Joseph Louis Boulden > Biography of Joseph Louis Boulden

A Brief Biography of Joseph Louis Boulden
by Larry L. Boulden

Joseph Louis Boulden was born on September 12, 1838 in Piqua, Miami County, Ohio to William Henry and Dorcas Boulden. The marriage was short lived and his father left when he was just a baby. Shortly thereafter Joseph moved into the home of his grandmother Nancy Boulden (Patterson). William Henry Boulden then married Elizabeth Daniels with whom he had 4 children. Joseph was very young when he joined the Army, fighting with the 1st New Mexico regiment on the Union side in the American Civil War. Upon leaving the army after the war he migrated to Utah and married Matilda Caroline "Tillie" Curtis on June 11, 1869. Joseph was a blacksmith by trade. He was baptized into the Church of Jesus Christ of Latter Day Saints but never part in the church. Joseph and Matilda were in the first group of settlers to reach Castle Dale, Utah and are honored to this day in the Castle Valley Pageant.

In May 1869, about the time, and perhaps at the very time, the golden spike was driven at Promontory Point, fifty miles northwest of Ogden, marking the joining of the two railroads, Erastus Curtis and family had pitched a tent in Ogden and were visiting his youngest sisters, Mary and Eliza Childs, both wives of John Childs. Erastus' and Mary Caroline's second daughter, Matilda, was with them, and though only 15 at the time, fell completely in love with Joseph Boulden, an employee of the Union Pacific Railroad, who was about 30. Joe was working as a blacksmith for the railroad and had shod mule teams for them to the end of the line in Utah. Matilda and Joe were married in Ogden, and soon after moved to Moroni, where the Curtis families were residing. Source, Anne Curtis

Erastus was one of the first settlers of Castle Valley (later Emery County). He and two of his sons came into the Valley in 1877. Matilda and Joe settled in Orangeville the following year in 1878. Matilda was the third white woman to settle on the Cottonwood Creek (her mother, Mary Caroline, was second and Erastus' second wife, Joanna Price Fullmer, was the first).

Matilda and Joe left Moroni with their son, William, and five month old baby, Curtis. They were accompanied by Mrs. Bessie Wilson. While enroute from Moroni by ox team, travelling just above Joe's Valley, and only one day's travel from Castle Valley, their baby died.
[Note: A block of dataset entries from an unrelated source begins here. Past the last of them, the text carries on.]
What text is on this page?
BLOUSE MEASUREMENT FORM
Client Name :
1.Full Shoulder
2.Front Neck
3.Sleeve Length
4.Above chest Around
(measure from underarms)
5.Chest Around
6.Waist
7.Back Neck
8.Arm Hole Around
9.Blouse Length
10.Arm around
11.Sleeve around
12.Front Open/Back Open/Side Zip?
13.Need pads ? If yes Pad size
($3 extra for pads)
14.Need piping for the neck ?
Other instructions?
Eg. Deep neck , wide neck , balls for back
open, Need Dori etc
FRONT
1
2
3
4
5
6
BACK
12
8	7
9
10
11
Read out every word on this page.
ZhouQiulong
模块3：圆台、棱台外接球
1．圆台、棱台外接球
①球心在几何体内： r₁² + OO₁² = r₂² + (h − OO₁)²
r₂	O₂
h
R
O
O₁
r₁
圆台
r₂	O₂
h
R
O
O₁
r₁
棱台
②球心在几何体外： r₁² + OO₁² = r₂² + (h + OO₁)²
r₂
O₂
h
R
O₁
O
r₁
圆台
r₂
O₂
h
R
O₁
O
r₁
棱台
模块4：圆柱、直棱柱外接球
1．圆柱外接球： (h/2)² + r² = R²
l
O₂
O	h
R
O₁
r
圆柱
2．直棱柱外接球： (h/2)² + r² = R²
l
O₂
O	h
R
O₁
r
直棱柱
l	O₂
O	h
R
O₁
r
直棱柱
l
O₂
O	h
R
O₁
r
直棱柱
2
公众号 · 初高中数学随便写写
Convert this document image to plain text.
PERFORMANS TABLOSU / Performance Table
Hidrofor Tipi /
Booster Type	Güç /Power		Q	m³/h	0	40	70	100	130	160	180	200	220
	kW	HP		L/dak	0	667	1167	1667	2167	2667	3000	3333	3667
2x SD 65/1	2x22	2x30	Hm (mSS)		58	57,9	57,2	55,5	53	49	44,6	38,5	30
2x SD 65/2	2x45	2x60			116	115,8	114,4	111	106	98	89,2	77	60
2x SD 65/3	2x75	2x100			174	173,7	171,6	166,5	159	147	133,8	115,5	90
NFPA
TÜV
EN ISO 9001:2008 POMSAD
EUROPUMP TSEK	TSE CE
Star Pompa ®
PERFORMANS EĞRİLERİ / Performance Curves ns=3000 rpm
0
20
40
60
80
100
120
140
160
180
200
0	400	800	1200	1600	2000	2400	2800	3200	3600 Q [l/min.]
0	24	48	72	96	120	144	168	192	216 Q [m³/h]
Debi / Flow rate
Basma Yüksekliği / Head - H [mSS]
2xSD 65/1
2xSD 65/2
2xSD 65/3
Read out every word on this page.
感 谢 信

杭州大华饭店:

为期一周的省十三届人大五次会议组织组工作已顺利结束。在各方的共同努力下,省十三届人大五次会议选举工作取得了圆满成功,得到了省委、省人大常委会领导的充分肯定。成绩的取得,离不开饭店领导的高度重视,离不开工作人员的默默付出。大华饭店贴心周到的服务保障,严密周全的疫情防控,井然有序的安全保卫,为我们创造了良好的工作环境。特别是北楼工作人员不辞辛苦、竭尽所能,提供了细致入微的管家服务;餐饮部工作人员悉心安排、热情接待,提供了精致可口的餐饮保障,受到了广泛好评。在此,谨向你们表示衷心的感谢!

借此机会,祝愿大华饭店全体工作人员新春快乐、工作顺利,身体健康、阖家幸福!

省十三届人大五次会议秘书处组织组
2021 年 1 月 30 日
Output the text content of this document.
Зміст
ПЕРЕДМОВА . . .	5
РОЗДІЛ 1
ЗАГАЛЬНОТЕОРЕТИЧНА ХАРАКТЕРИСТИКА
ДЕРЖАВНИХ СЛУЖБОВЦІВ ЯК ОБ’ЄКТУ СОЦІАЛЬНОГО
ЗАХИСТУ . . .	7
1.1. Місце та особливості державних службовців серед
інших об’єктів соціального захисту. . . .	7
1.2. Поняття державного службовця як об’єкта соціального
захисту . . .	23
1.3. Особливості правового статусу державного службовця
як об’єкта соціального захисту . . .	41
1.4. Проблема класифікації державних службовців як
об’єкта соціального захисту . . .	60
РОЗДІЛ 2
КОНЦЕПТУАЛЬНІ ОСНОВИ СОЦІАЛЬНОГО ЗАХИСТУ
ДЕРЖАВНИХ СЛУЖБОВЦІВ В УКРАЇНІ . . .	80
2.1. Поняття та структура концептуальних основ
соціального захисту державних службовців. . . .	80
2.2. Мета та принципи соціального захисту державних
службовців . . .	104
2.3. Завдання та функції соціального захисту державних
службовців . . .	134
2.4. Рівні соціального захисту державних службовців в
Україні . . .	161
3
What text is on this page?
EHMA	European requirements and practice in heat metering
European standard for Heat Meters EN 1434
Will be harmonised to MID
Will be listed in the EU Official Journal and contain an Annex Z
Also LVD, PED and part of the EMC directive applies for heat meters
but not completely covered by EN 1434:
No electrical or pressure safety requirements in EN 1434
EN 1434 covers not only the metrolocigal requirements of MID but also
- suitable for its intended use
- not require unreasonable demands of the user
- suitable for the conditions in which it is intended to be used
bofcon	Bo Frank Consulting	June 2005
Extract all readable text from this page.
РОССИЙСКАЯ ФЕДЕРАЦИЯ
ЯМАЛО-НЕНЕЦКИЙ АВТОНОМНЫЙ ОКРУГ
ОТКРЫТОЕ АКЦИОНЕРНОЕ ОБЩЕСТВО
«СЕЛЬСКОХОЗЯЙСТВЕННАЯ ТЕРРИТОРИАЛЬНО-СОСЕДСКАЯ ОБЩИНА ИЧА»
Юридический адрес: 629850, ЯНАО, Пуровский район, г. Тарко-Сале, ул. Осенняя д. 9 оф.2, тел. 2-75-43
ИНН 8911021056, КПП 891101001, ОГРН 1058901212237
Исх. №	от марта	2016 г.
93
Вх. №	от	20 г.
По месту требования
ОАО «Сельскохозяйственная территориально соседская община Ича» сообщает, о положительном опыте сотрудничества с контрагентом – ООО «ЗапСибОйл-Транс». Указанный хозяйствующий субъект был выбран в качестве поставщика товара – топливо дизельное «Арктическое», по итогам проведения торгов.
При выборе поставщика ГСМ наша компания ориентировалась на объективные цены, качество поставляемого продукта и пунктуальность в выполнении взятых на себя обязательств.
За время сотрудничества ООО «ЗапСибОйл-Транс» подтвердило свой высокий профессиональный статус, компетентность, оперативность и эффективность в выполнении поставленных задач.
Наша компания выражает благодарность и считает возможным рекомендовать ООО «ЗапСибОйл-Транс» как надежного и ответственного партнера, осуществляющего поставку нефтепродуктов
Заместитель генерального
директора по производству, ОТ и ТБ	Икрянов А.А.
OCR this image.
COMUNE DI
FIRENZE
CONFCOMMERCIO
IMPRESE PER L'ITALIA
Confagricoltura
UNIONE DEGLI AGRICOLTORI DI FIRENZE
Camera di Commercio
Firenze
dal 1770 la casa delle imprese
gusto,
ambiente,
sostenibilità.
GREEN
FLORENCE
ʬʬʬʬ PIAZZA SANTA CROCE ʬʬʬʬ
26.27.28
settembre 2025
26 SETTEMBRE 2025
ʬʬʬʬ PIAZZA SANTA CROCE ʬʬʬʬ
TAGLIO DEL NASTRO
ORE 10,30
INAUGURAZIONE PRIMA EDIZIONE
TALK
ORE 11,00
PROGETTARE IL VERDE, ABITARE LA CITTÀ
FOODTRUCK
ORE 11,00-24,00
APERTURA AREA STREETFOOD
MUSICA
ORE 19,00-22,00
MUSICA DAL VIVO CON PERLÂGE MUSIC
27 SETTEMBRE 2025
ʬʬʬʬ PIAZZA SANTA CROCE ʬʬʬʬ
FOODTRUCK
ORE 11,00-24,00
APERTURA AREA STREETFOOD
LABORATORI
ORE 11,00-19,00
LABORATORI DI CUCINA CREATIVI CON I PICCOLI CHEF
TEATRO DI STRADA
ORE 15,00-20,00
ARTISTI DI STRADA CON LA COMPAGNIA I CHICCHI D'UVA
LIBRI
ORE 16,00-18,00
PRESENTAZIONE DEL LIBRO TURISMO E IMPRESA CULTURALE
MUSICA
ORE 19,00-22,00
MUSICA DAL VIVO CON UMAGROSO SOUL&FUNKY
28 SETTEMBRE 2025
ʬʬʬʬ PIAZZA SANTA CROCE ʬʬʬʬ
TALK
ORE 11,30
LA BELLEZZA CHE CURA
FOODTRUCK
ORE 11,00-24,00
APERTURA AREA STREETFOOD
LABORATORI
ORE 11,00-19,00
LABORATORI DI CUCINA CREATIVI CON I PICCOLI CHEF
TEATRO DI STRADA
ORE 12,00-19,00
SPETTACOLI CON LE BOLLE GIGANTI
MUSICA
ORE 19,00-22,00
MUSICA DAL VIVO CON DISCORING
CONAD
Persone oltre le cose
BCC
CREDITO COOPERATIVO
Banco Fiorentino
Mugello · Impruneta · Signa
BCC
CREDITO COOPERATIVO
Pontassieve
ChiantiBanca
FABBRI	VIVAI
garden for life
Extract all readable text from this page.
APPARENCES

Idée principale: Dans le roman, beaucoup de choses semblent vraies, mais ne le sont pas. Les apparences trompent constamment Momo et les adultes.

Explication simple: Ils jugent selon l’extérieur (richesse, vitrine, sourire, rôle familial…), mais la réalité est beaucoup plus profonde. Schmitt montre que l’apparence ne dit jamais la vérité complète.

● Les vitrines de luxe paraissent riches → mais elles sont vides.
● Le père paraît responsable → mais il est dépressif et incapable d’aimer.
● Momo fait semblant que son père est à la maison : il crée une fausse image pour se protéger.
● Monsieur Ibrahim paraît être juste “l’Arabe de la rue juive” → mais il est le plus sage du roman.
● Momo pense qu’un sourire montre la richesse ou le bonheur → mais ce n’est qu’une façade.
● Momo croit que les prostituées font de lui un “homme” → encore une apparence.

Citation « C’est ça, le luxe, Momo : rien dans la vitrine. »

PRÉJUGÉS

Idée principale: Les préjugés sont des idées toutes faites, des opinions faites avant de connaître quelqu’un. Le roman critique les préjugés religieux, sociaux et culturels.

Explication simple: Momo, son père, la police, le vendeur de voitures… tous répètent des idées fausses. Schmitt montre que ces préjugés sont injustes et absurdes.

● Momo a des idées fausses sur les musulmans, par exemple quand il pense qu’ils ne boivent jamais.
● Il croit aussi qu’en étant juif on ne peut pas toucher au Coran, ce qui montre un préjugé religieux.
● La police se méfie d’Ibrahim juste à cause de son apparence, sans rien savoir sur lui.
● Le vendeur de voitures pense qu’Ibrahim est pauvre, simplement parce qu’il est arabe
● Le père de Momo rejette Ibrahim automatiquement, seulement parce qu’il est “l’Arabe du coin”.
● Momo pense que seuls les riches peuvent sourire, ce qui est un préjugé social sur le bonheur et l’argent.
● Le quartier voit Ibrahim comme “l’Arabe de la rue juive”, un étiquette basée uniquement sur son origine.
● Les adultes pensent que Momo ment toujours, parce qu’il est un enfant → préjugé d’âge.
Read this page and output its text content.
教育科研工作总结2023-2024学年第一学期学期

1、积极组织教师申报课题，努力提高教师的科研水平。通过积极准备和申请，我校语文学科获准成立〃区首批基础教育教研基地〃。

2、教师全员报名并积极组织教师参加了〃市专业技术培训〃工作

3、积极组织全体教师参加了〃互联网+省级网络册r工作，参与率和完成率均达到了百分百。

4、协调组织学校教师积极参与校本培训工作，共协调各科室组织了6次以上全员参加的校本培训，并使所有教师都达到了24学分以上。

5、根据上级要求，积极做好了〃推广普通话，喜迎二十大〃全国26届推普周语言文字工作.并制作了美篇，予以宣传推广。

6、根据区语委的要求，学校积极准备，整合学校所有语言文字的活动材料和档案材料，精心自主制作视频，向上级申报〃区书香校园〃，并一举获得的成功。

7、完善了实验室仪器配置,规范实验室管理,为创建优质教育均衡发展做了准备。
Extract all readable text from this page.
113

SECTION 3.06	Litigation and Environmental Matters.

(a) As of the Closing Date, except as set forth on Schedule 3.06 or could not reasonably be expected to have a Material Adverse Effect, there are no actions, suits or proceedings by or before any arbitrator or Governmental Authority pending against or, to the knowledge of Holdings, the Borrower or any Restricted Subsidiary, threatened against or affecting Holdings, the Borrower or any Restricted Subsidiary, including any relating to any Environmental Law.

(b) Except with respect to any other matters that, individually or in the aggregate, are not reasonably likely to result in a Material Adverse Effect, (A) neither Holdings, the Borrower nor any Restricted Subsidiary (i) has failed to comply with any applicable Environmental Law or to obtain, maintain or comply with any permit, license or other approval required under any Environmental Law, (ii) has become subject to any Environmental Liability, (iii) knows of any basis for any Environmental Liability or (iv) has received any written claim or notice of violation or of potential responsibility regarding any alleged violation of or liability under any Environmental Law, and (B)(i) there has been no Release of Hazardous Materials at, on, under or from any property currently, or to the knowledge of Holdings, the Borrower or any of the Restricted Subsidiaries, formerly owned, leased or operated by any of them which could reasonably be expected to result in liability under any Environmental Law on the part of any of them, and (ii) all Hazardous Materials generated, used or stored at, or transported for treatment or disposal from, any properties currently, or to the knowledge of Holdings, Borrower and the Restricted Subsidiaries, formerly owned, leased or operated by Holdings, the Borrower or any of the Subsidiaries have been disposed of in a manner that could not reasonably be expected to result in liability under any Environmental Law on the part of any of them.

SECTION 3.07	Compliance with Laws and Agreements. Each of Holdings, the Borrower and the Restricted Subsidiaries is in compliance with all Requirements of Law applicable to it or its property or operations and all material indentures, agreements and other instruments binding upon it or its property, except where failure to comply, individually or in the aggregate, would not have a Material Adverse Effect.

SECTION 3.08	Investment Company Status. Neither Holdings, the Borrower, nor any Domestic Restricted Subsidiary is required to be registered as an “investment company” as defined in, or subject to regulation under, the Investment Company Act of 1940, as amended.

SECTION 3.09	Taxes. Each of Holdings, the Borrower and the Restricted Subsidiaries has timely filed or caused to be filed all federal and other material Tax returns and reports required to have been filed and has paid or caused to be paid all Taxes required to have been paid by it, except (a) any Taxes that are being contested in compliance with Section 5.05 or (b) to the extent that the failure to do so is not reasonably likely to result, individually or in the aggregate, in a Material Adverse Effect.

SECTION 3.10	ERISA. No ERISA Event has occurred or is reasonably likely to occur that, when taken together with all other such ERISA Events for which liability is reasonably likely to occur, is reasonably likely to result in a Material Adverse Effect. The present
Written record tells of Matilda sitting by the fire with a quilt wrapped around her and the baby to fight off the bitter cold, doctoring the baby for earache, colic and everything that could be thought of, but sadly to no avail. A man was sent to the valley on horseback to take the news and to make burial arrangements. Another man working at Horse Shoe Bend, took the Bouldens and the body of their baby down to the settlement in a horse-drawn wagon. No loose lumber was available so boards from a cupboard in the wagon were used to make the box in which to carry the baby. When they arrived in the Valley, they found that George Bruno had made a nice casket. At that time it was the custom to paint or cover a casket in black, and one of the dear sisters had taken the flounce from her black dress to cover the casket. It was lined inside with a white pillow case, and on the lid over the black cloth the initials E.C.B. were placed with bright headed tacks. The baby was at first buried on its Grandfather Curtis's farm, but later when the Castle Dale cemetery was laid out, the body was moved, and was one of the first to be buried there.
[George Bruno later married Emmaline Joanna, the daughter of Erastus and Joanna.]

Joe spent seven years as head smith at Winter Quarters at one time. Matilda would usually spend the summers with him, but would return to her home in Orangeville during the winter months to put the children in school.

The first public building in Orangeville was a log school house, eighteen by twenty-four feet, completed in time for a community Christmas celebration in 1880. The first play produced in Emery County, "The Lost Ship," was presented that year as part of this celebration. Listed as members of the cast were Matilda and Joe Boulden. Orangeville organized the Orangeville Dramatic Association. Members took great pride in the organization and new members were required to prove their talents through tryouts. They typically presented three or four plays each year through the 1880s and 1890s. Besides the Bouldens, Joanna's son, Charles Romine and his brother, Uriah, also participated in the first theatrical company, as well as members of the Fullmer Family. Source, [Castle Valley: A History of Emery County, p. 87, 88, 302, 312] The Winter Quarters spoken of above was a mine in the vicinity of Emery, and Carbon County to the north.